The cotton growers of Vidarbha region here are up in arms against the meager guarantee price of raw cotton and decided to stage an indefinite dharna before the CM’s house in Nagpur to press a minimum support price of Rs 4500 per quintal, during the ensuing Assembly session, beginning in Nagpur from December 1.
A large number of cotton growers in the region met here on Tuesday, along with thousands of farm widows and adopted a resolution in a day-long cotton conclave, in this regard. The resolution was initiated by Bharati Pawar (35), a farm widow from Saikheda village in Yavatmal district that was unanimously adopted in the conclave.
Speaking on the occasion on the issue Bharati pointed out that when the private traders are buying the produce at Rs 4, 500 a quintal, the cotton growers of the region are insisting that the government too pays the same amount, otherwise they would intensify agitation against the government.
The National Agricultural Cooperative Marketing Federation of India (NAFED) has announced a guarantee price of Rs 3,000 per quintal and said that the procurement of raw cotton would begin in the region from November 9.
Addressing the gathering, Kishore Tiwari of Vidarbha Janandolan Samiti and convenor of the cotton conclave, said that meagre guarantee price has triggered widespread discontentment among the farmers. “The procurement rate was not enhanced since 1994 while the cost of agro-inputs, like fertilizers and seeds, were increased drastically and so is the inflation,” he pointed out.
He demanded that the cotton growers should get a compensation of Rs 10,000 for every acre following the recent crop damages due to untimely rains and the government should lift the ban on cotton export. "There is a need to address the issue sensibly. But the government seems to be lacking seriousness," Tiwari alleged and informed that around 700 farmers, mostly cotton growers, have killed themselves in the region this year since January.
Former Shetkari Sanghatana leader Vijay Jawandhia pointed out that when the market rate was over Rs 4,500 per quintal, the union government had announced a meagre guarantee price that would only benefit private traders to exploit the farmers of the region. "We will not sell our produce at Rs 3,000 per quintal. The rate should be not less than Rs 4, 500," he vowed.
"It was also at a time when agrarian crisis is driving distressed farmers of cotton belt to commit suicide despite of two relief packages released by the government," he added. When the meeting was on, one cotton grower, Mahadeo Mahalle (70) of Korpi village in the district committed suicide because of crippling debts and crop failure.

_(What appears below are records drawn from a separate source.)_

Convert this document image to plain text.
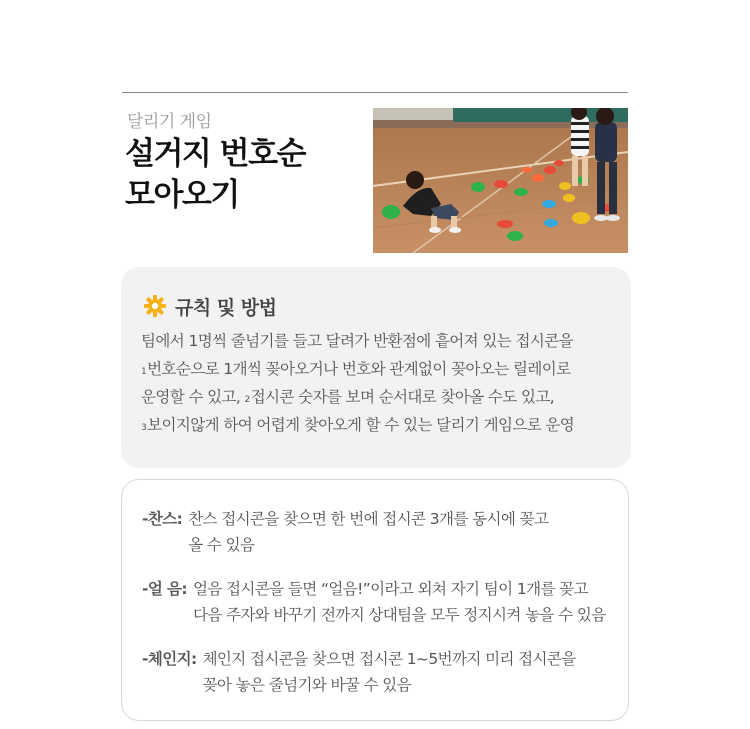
달리기 게임
설거지 번호순
모아오기
규칙 및 방법
팀에서 1명씩 줄넘기를 들고 달려가 반환점에 흩어져 있는 접시콘을
$^1$번호순으로 1개씩 꽂아오거나 번호와 관계없이 꽂아오는 릴레이로
운영할 수 있고, $^2$접시콘 숫자를 보며 순서대로 찾아올 수도 있고,
$^3$보이지않게 하여 어렵게 찾아오게 할 수 있는 달리기 게임으로 운영
-찬스: 찬스 접시콘을 찾으면 한 번에 접시콘 3개를 동시에 꽂고
올 수 있음
-얼 음: 얼음 접시콘을 들면 “얼음!”이라고 외쳐 자기 팀이 1개를 꽂고
다음 주자와 바꾸기 전까지 상대팀을 모두 정지시켜 놓을 수 있음
-체인지: 체인지 접시콘을 찾으면 접시콘 1~5번까지 미리 접시콘을
꽂아 놓은 줄넘기와 바꿀 수 있음
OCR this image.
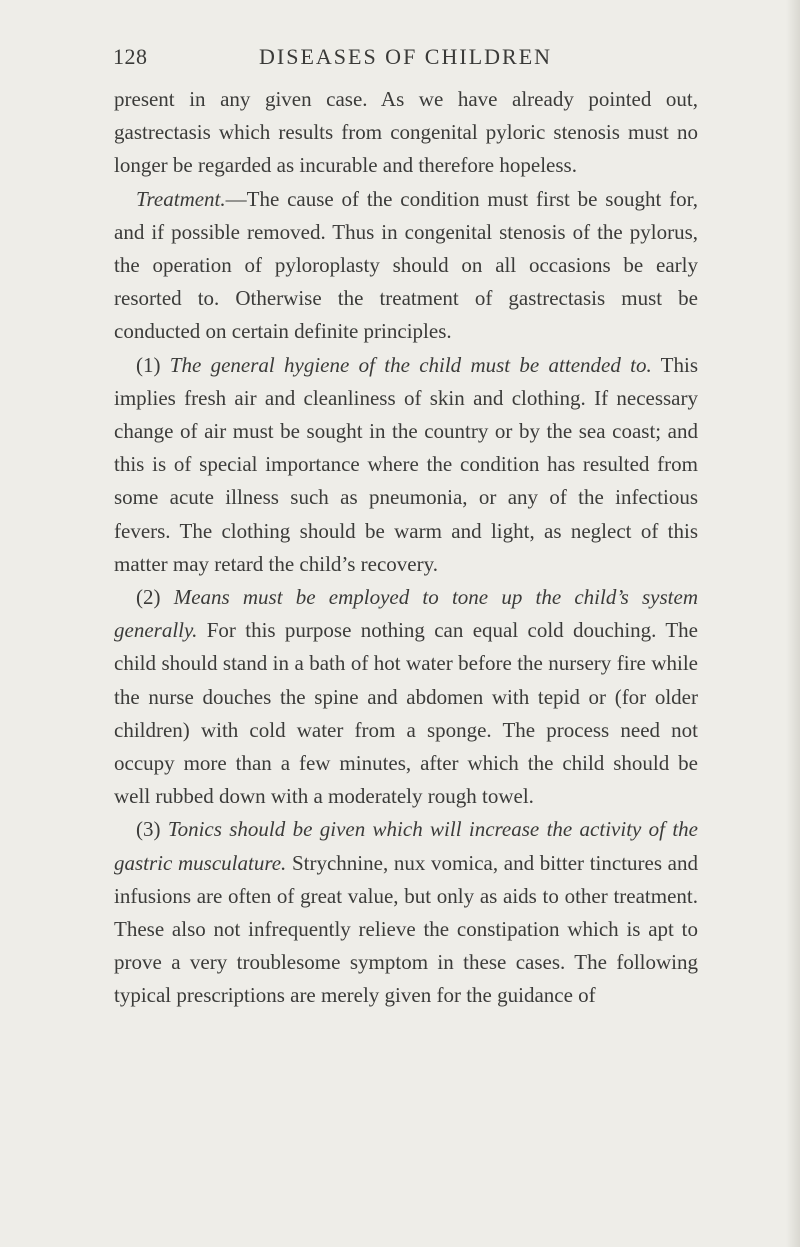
128	DISEASES OF CHILDREN

present in any given case. As we have already pointed out, gastrectasis which results from congenital pyloric stenosis must no longer be regarded as incurable and therefore hopeless.

Treatment.—The cause of the condition must first be sought for, and if possible removed. Thus in congenital stenosis of the pylorus, the operation of pyloroplasty should on all occasions be early resorted to. Otherwise the treatment of gastrectasis must be conducted on certain definite principles.

(1) The general hygiene of the child must be attended to. This implies fresh air and cleanliness of skin and clothing. If necessary change of air must be sought in the country or by the sea coast; and this is of special importance where the condition has resulted from some acute illness such as pneumonia, or any of the infectious fevers. The clothing should be warm and light, as neglect of this matter may retard the child’s recovery.

(2) Means must be employed to tone up the child’s system generally. For this purpose nothing can equal cold douching. The child should stand in a bath of hot water before the nursery fire while the nurse douches the spine and abdomen with tepid or (for older children) with cold water from a sponge. The process need not occupy more than a few minutes, after which the child should be well rubbed down with a moderately rough towel.

(3) Tonics should be given which will increase the activity of the gastric musculature. Strychnine, nux vomica, and bitter tinctures and infusions are often of great value, but only as aids to other treatment. These also not infrequently relieve the constipation which is apt to prove a very troublesome symptom in these cases. The following typical prescriptions are merely given for the guidance of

Cotton is the biggest cash crop grown of Vidarbha and parts of Marathwada and Khandesh. The crop’s price virtually decides the fate of three million families in Maharashtra, the highest cotton producing state. The Centre and the state governments have indicated that they would not be in a position to pay over Rs 3,000 per quintal as the minimum procurement price fixed two years ago.
Tiwari said that the farmers were not interested about relief packages. "They need a better remunerative price for their produce that is missing on part of the government," he said.
The meagre Rs 3000 as guarantee price only add to the farmers’ distress and adversely affect the agro-economy of the region. Despite heavy demand in international market where cotton is commanding a premium, the farmers of Vidarbha were being deprived by the government. "We have demanded a guarantee price of Rs 4, 500 per quintal of raw cotton in view of the drastic increase in the cost of agro-inputs, like fertilizers, seeds and pesticides. But the farmers got a raw deal," he pointed out and informed that thousands of cotton growers would participate in the proposed indefinite dharna at the CM House on the issue.
The pro-Telangana leader and noted lawyer, Nurup Reddy, who was the chief guest on the occasion stressed for a separate state of Vidarbha that could bail out the crisis-ridden farmers of the region. The open market prices are already ruling over Rs 4,000 a quintal. While there are clear indications that prices may firm up in international market mainly since Pakistan and China have been ruined by floods, the farmers could take advantage of the situation and export it to the countries like China, Bangladesh, where there is high demand for short staple cotton that we produce," Reddy said. Demanding that MSP be hiked to Rs 4,500, he said such a step could improve the state's economy too as it depends a lot on cotton, he added.